On doit donc conclure que le risque d’accident était élevé pour l’assuré qui était non seulement un novice de la discipline, mais qui n’avait jusqu’alors jamais essayé une « streetluge » (la luge lui avait été prêtée par un ami). Le fait que l’accident ne s’est pas produit à un endroit particulièrement dangereux ne saurait être décisif. Comme indiqué, l’enchaînement des descentes fait partie des difficultés de l’épreuve. Au demeurant, le fait que l’accident serait survenu sur une portion du tronçon réputée sans danger tend à accréditer la thèse selon laquelle l’assuré n’avait pas une maîtrise suffisante de son engin ou que sa vitesse n’était pas adaptée.

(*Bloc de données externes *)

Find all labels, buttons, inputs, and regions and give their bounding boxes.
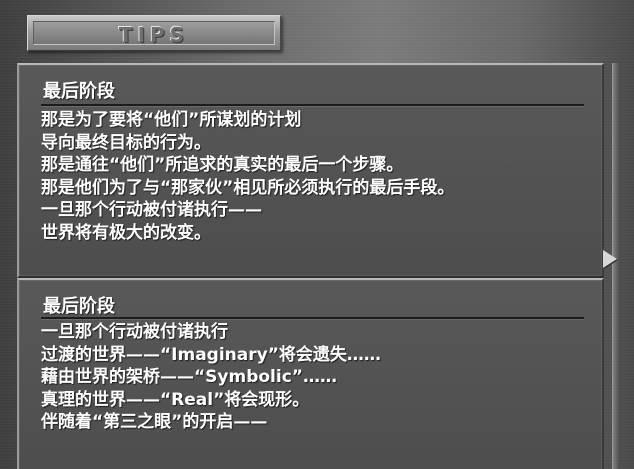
tip-line: 过渡的世界——“Imaginary”将会遗失…… — [41, 344, 381, 365]
heading-divider — [41, 104, 584, 106]
heading-divider — [41, 317, 584, 319]
tip-heading: 最后阶段 — [43, 296, 115, 317]
tip-body: 那是为了要将“他们”所谋划的计划 导向最终目标的行为。 那是通往“他们”所追求的… — [41, 109, 588, 244]
tip-line: 那是为了要将“他们”所谋划的计划 — [41, 110, 302, 130]
tip-heading: 最后阶段 — [43, 81, 115, 102]
tip-line: 一旦那个行动被付诸执行 — [41, 322, 228, 342]
tip-line: 那是通往“他们”所追求的真实的最后一个步骤。 — [41, 155, 404, 175]
tip-panel-2: 最后阶段 一旦那个行动被付诸执行 过渡的世界——“Imaginary”将会遗失…… — [17, 278, 604, 469]
tips-title-inner: TIPS — [33, 21, 275, 47]
tip-panel-1: 最后阶段 那是为了要将“他们”所谋划的计划 导向最终目标的行为。 那是通往“他们… — [17, 63, 604, 278]
tips-title-plate: TIPS — [27, 15, 281, 51]
tip-line: 藉由世界的架桥——“Symbolic”…… — [41, 367, 337, 387]
tip-line: 伴随着“第三之眼”的开启—— — [41, 412, 268, 432]
tip-line: 世界将有极大的改变。 — [41, 222, 211, 243]
tip-line: 导向最终目标的行为。 — [41, 132, 211, 153]
tips-title: TIPS — [118, 23, 190, 47]
tip-line: 那是他们为了与“那家伙”相见所必须执行的最后手段。 — [41, 177, 455, 198]
tip-body: 一旦那个行动被付诸执行 过渡的世界——“Imaginary”将会遗失…… 藉由世… — [41, 321, 588, 434]
tip-line: 一旦那个行动被付诸执行—— — [41, 200, 262, 220]
scroll-right-arrow-icon[interactable] — [603, 250, 617, 268]
tip-line: 真理的世界——“Real”将会现形。 — [41, 389, 310, 410]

Quant à la déclivité des lieux, elle devait être assez forte, du moins dans certaines portions du tracé, si l’on considère que, de l’aveu même de l’assuré, certains participants atteignent une vitesse de 100 km/h.

S’agissant d’une manifestation réservée à des adeptes chevronnés et avides de fortes sensations, l’intérêt réside précisément dans la possibilité d’atteindre des vitesses élevées tout en cherchant à surmonter les difficultés du parcours. Au demeurant, une vitesse de 40 km/h n’est pas sans danger, du moins pour un débutant, qui se trouve en position couchée, la tête à l’arrière de l’engin – ce qui favorise l’aérodynamisme mais restreint la visibilité – et qui ne dispose d’aucun moyen mécanique de freinage. Une telle vitesse était en tout cas suffisamment importante pour créer un risque de blessures graves. Le présent cas en est une illustration.

En conclusion, le Tribunal fédéral juge que c’est à juste titre que la juridiction cantonale a confirmé la réduction opérée par l’assurance-accidents, au motif que l’assuré avait provoqué l’accident par une entreprise téméraire.

 

Le TF rejette le recours de l’assuré.